DAISY BASSEN

Isn’t it still before?

Everything about the hour is difficult—
Its sixty minutes, so much like sisters,
Curiously similar, impossible twins,
Looking at you funny; the rain falling,
Collapsing all our awareness. We’re left
Sniffing the air, incompetent truffling pigs.
We’re lost and we cannot find treasure.
Windows frighten you. Closets, thresholds
Now to terrors. The laundry pretends to sleep
In its basket. Fevers rise. Clocks sliced
Clean through rebel, slowing as you watch.
Time, temperamental as sugar pulled
Into taffy, soft crack, stuck in your teeth.
It is too early. For sleep, it’s too late.



To my daughter

In Joshua, when the Sun stands still
And the Moon stays as long as she’s needed,
It’s the Book of Jasher that get cited
In a tone of voice recalling every nodding elder
Who would shrug at your troubles,
May this be the worst thing that ever happens
To you; the women will feed you pastries next,
Heavy with dried fruit, honey, the strength
Of their arms kneading leavened dough;
A sustenance against agonies. Jasher, meaning
The just man, the upright, correct, a footnote
Worth noting; lost, fraudulent, co-opted, flashy,
Swagger; songs sung against night, taking
The place of tears. A reference, a fixed point,
A minor note held longer than we thought possible
For joining. You told me I made up something true.
You didn’t even smile, because candor
Doesn’t require any adornment, acknowledgement,
An ungilded lily, your mind moving over the waters.
Behold, it is written in the Book of Jasher.
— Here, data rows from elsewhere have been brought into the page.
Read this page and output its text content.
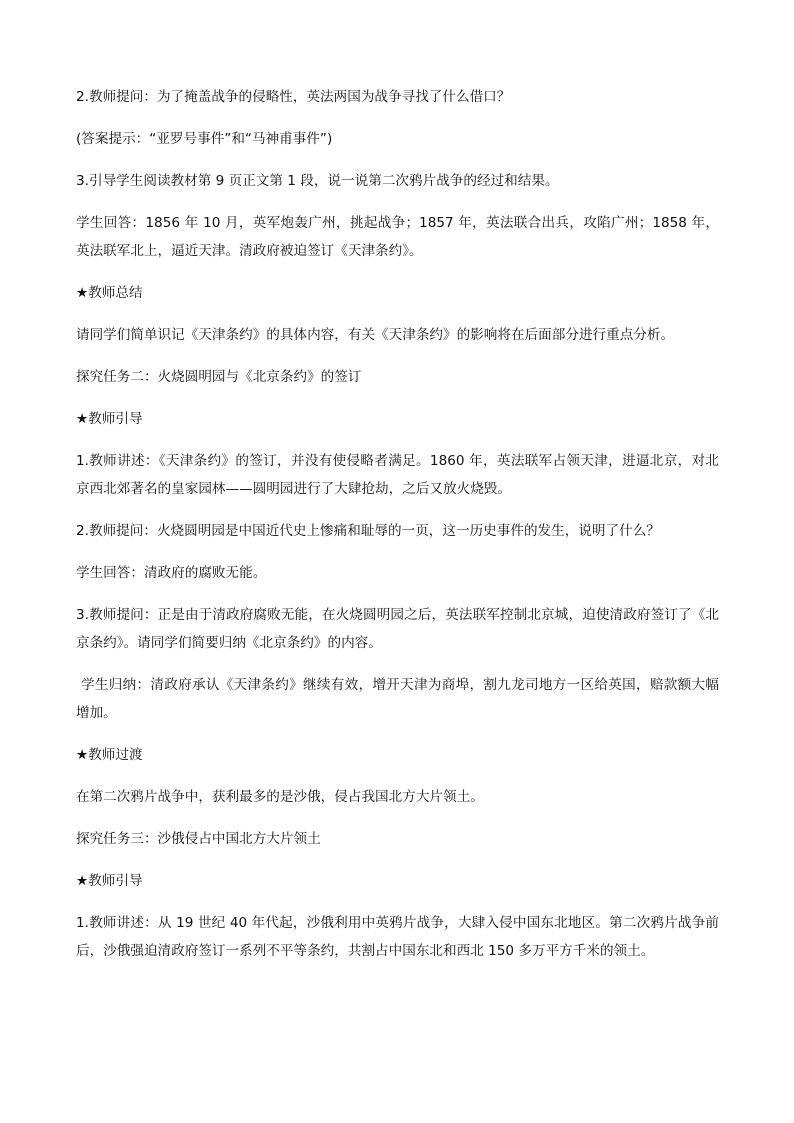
2.教师提问：为了掩盖战争的侵略性，英法两国为战争寻找了什么借口？

(答案提示：“亚罗号事件”和“马神甫事件”)

3.引导学生阅读教材第 9 页正文第 1 段，说一说第二次鸦片战争的经过和结果。

学生回答：1856 年 10 月，英军炮轰广州，挑起战争；1857 年，英法联合出兵，攻陷广州；1858 年，英法联军北上，逼近天津。清政府被迫签订《天津条约》。

★教师总结

请同学们简单识记《天津条约》的具体内容，有关《天津条约》的影响将在后面部分进行重点分析。

探究任务二：火烧圆明园与《北京条约》的签订

★教师引导

1.教师讲述：《天津条约》的签订，并没有使侵略者满足。1860 年，英法联军占领天津，进逼北京，对北京西北郊著名的皇家园林——圆明园进行了大肆抢劫，之后又放火烧毁。

2.教师提问：火烧圆明园是中国近代史上惨痛和耻辱的一页，这一历史事件的发生，说明了什么？

学生回答：清政府的腐败无能。

3.教师提问：正是由于清政府腐败无能，在火烧圆明园之后，英法联军控制北京城，迫使清政府签订了《北京条约》。请同学们简要归纳《北京条约》的内容。

学生归纳：清政府承认《天津条约》继续有效，增开天津为商埠，割九龙司地方一区给英国，赔款额大幅增加。

★教师过渡

在第二次鸦片战争中，获利最多的是沙俄，侵占我国北方大片领土。

探究任务三：沙俄侵占中国北方大片领土

★教师引导

1.教师讲述：从 19 世纪 40 年代起，沙俄利用中英鸦片战争，大肆入侵中国东北地区。第二次鸦片战争前后，沙俄强迫清政府签订一系列不平等条约，共割占中国东北和西北 150 多万平方千米的领土。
DAISY BASSEN is a poet and practicing physician who graduated from Princeton University’s Creative Writing Program and completed her medical training at The University of Rochester and Brown. Her work has been published in Oberon, McSweeney’s, and [PANK] among other journals. She was the winner of the So to Speak 2019 Poetry Contest, the 2019 ILDS White Mice Contest, and the 2020 Beullah Rose Poetry Prize. She was doubly nominated for the 2019 Best of the Net Anthology and for a 2019 and 2020 Pushcart Prize. She lives in Rhode Island with her family.